I do know from experience that these filters just get better with age. Filter 1 has not been “cleaned” for 4 and a half years now, the flow rate has stabilized and the water output is super-pure – I have used it in my deep-cycle batteries for 4 years and have had no problems at all; in fact, the batteries have lasted longer than they are supposed to – so that is some indication of how pure the output water is. I just read a new paper on biosand filters that states essentially, that the only reason to “clean” a biological sand filter is to keep a high flow rate. If a person is storing water, and has a big enough cistern, the flow rate is not that important, however if the filter is used as a main source of water directly from the filter, then regular “cleaning” is necessary to maintain a usable flow rate.

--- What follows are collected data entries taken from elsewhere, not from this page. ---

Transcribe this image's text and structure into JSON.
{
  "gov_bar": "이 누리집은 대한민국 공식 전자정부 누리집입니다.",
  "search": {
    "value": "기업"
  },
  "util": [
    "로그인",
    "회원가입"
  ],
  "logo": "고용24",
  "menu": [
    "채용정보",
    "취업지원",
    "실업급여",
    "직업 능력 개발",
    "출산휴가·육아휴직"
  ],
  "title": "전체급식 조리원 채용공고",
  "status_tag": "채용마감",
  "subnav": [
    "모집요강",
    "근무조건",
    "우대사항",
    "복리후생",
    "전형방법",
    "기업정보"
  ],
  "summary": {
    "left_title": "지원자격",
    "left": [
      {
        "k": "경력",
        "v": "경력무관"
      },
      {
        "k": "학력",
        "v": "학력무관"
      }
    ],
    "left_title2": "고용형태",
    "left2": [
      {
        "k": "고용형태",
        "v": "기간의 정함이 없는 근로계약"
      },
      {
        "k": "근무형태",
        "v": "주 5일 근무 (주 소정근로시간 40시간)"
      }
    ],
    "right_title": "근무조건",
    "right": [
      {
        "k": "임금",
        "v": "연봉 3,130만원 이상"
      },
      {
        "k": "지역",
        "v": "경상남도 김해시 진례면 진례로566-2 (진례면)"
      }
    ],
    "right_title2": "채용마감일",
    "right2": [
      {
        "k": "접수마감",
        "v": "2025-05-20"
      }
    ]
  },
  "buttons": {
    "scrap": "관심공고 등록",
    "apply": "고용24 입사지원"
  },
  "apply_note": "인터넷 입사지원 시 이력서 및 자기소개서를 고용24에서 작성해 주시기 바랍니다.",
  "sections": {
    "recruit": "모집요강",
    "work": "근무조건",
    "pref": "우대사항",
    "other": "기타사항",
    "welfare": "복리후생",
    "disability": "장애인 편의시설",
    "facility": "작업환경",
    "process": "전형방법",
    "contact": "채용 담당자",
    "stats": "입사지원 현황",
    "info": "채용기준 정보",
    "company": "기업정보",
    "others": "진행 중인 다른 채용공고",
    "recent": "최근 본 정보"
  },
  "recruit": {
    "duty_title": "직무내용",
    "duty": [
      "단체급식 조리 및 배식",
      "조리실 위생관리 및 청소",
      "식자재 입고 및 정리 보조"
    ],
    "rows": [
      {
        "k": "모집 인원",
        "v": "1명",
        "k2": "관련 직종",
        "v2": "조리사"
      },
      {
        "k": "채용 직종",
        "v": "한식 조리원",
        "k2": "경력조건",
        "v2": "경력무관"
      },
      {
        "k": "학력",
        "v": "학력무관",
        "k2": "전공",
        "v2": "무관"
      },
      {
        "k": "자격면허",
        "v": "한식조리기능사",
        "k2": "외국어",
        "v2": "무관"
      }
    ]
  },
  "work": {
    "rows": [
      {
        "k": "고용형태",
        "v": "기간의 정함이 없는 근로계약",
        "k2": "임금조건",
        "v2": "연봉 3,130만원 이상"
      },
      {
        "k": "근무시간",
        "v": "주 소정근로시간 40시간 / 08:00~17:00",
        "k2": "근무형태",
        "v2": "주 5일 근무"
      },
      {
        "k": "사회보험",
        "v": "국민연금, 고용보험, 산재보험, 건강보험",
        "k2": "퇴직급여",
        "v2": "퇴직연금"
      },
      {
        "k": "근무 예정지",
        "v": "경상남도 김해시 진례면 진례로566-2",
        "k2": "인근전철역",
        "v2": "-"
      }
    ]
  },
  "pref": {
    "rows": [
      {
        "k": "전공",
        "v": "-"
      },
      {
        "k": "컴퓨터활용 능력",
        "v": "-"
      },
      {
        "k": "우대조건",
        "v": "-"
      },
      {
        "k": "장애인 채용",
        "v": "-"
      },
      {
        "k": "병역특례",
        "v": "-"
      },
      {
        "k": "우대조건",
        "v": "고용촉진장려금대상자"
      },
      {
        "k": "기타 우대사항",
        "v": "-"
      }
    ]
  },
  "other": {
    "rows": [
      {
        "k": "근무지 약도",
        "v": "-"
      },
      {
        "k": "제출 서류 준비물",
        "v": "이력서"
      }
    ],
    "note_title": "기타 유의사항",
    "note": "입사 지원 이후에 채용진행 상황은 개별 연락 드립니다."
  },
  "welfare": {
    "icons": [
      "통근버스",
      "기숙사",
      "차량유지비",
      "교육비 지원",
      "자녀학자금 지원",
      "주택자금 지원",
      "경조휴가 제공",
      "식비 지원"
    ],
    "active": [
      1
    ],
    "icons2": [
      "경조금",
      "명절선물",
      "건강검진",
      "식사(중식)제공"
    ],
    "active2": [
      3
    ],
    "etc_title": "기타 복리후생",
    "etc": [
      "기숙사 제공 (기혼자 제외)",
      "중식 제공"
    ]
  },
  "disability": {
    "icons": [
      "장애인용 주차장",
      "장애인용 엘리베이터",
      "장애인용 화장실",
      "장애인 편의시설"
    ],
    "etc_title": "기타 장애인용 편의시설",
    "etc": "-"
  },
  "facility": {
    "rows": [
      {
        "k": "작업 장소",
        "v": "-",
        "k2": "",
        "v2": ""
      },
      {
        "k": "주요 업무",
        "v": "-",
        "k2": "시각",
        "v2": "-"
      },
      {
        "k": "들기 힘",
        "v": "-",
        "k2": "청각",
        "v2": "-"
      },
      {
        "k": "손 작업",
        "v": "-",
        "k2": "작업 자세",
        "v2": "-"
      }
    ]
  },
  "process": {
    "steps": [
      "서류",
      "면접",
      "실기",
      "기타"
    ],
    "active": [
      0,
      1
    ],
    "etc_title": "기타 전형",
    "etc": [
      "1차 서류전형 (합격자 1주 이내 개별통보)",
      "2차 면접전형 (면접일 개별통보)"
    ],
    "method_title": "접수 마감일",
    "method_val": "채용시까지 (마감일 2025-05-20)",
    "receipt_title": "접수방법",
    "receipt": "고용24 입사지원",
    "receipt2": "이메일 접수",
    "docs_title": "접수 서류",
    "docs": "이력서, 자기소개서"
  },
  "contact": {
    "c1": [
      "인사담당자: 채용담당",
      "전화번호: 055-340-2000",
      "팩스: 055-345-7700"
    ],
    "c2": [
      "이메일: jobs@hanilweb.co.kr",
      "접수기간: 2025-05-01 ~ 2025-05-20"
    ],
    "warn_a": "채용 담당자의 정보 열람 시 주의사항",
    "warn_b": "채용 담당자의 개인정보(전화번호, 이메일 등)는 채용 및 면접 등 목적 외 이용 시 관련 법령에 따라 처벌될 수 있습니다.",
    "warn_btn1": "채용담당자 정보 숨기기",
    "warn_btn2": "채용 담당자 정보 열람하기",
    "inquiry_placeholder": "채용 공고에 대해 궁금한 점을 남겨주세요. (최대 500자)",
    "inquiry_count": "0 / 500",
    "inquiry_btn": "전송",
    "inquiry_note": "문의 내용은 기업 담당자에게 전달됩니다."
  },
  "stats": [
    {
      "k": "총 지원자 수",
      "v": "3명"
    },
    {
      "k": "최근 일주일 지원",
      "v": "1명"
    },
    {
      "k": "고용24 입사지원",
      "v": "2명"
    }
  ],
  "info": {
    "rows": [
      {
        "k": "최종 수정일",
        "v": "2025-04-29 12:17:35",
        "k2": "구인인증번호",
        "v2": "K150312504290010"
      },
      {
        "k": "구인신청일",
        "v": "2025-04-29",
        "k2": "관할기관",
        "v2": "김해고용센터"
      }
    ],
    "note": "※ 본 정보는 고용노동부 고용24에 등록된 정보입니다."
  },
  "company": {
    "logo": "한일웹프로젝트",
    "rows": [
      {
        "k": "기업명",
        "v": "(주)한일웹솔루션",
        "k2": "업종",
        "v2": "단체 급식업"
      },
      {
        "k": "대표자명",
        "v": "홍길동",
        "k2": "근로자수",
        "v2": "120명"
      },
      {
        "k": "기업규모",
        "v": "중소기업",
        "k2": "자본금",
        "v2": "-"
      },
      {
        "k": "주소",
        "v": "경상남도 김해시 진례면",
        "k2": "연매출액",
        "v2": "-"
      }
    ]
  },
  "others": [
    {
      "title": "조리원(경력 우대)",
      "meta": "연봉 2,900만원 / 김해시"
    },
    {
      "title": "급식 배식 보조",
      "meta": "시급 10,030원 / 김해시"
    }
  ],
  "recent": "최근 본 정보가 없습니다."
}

Excellent idea – filtering the water twice – I have not tried it as an actual setup but I see no reason why it would not work. As long as there are some microbes in the water a biolayer will eventually form and become active. One could probably get away with using a very fine sand in the second filter, maybe something as fine as .15 mm effective size. I do something similar with the re-circulation but it might be better to run the water through a much finer sand in a second separate filter, and I have not tried that yet.
We aren’t drinking the water from our filters, here – yet, however we have been using the water on our vegetable garden. A UV filter would be a necessary addition for using the water as potable, and even then the turbidity level must stay below 1. For all other uses the water is great.